Archives of Movement started in 2012, while I was moving across rural and urban Bangladesh with circular migrants to collect their everyday life experiences. Since 2013, as the focus extended to the Indian state of West Bengal, my curiosity to know more about the livelihoods of individuals that, often pushed by the sheer necessity to find work, are contributing to a reconfiguration of practices and meanings of production, consumption as well as of home and habitation, brought me up to 3,000kms away. People on the move – this is how they define themselves and how I like to think of them – are amazing individuals with eyes wide open on their countries’ transformations, prompted by locally and globally steered variations in economic, social and agricultural structures. Rather than the fruit of theoretical manipulation, their explanations of such transformations are shaped by quotidian struggle.

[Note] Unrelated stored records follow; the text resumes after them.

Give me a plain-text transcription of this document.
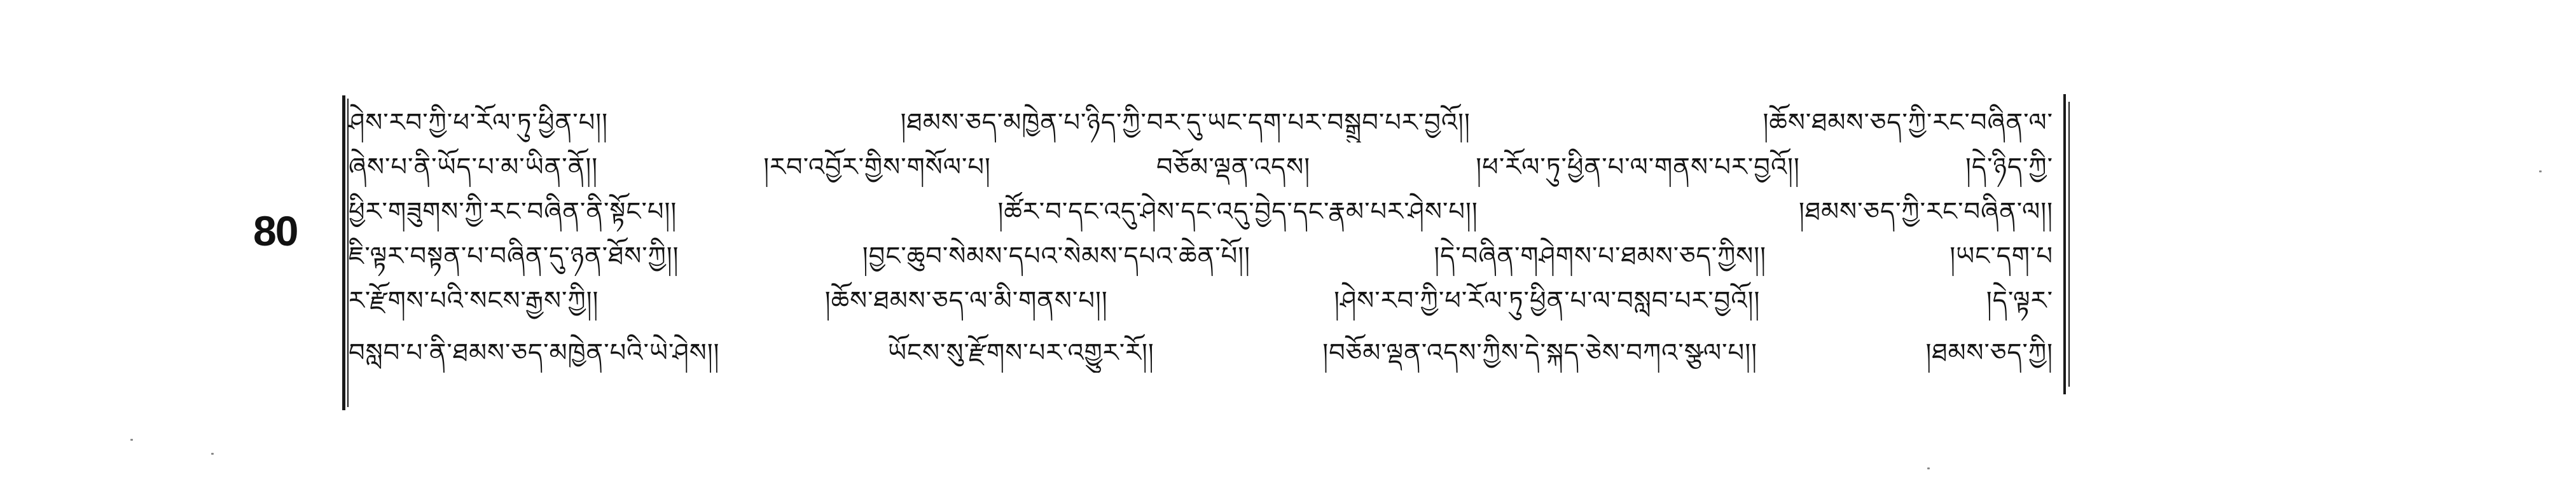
80
ཤེས་རབ་ཀྱི་ཕ་རོལ་ཏུ་ཕྱིན་པ།། །ཐམས་ཅད་མཁྱེན་པ་ཉིད་ཀྱི་བར་དུ་ཡང་དག་པར་བསྒྲུབ་པར་བྱའོ།། །ཆོས་ཐམས་ཅད་ཀྱི་རང་བཞིན་ལ་
ཞེས་པ་ནི་ཡོད་པ་མ་ཡིན་ནོ།། །རབ་འབྱོར་གྱིས་གསོལ་པ། བཅོམ་ལྡན་འདས། །ཕ་རོལ་ཏུ་ཕྱིན་པ་ལ་གནས་པར་བྱའོ།། །དེ་ཉིད་ཀྱི་
ཕྱིར་གཟུགས་ཀྱི་རང་བཞིན་ནི་སྟོང་པ།། །ཚོར་བ་དང་འདུ་ཤེས་དང་འདུ་བྱེད་དང་རྣམ་པར་ཤེས་པ།། །ཐམས་ཅད་ཀྱི་རང་བཞིན་ལ།།
ཇི་ལྟར་བསྟན་པ་བཞིན་དུ་ཉན་ཐོས་ཀྱི།། །བྱང་ཆུབ་སེམས་དཔའ་སེམས་དཔའ་ཆེན་པོ།། །དེ་བཞིན་གཤེགས་པ་ཐམས་ཅད་ཀྱིས།། །ཡང་དག་པ
ར་རྫོགས་པའི་སངས་རྒྱས་ཀྱི།། །ཆོས་ཐམས་ཅད་ལ་མི་གནས་པ།། །ཤེས་རབ་ཀྱི་ཕ་རོལ་ཏུ་ཕྱིན་པ་ལ་བསླབ་པར་བྱའོ།། །དེ་ལྟར་
བསླབ་པ་ནི་ཐམས་ཅད་མཁྱེན་པའི་ཡེ་ཤེས།། ཡོངས་སུ་རྫོགས་པར་འགྱུར་རོ།། །བཅོམ་ལྡན་འདས་ཀྱིས་དེ་སྐད་ཅེས་བཀའ་སྩལ་པ།། །ཐམས་ཅད་ཀྱི།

Archives of Movement deals, on the basis of these explanations and experiences, with issues that range from the effects of movement on urbanisation to the changing meaning and importance of dwelling in an era of extreme mobilisation. Yet like learning is always an exercise of filtration, translating is one of displacement: while rendering everyday life stories from one language, Bengali, to another, I realised I was shifting those stories from their own to other places – and this implied the loss of bits and pieces of everyday life wisdom that were just too precious to be made away with. At the same time, as in the wish to study movement empirically I had been experimenting with tools such as GPS tracking, video-making or mapping, I found myself confronted with qualitative/quantitative data partly complementing, partly contradicting itself. Hence this homepage. It opens up both everyday stories and the empirical materials for further elaboration, multidisciplinary expansion and of course, for imagination.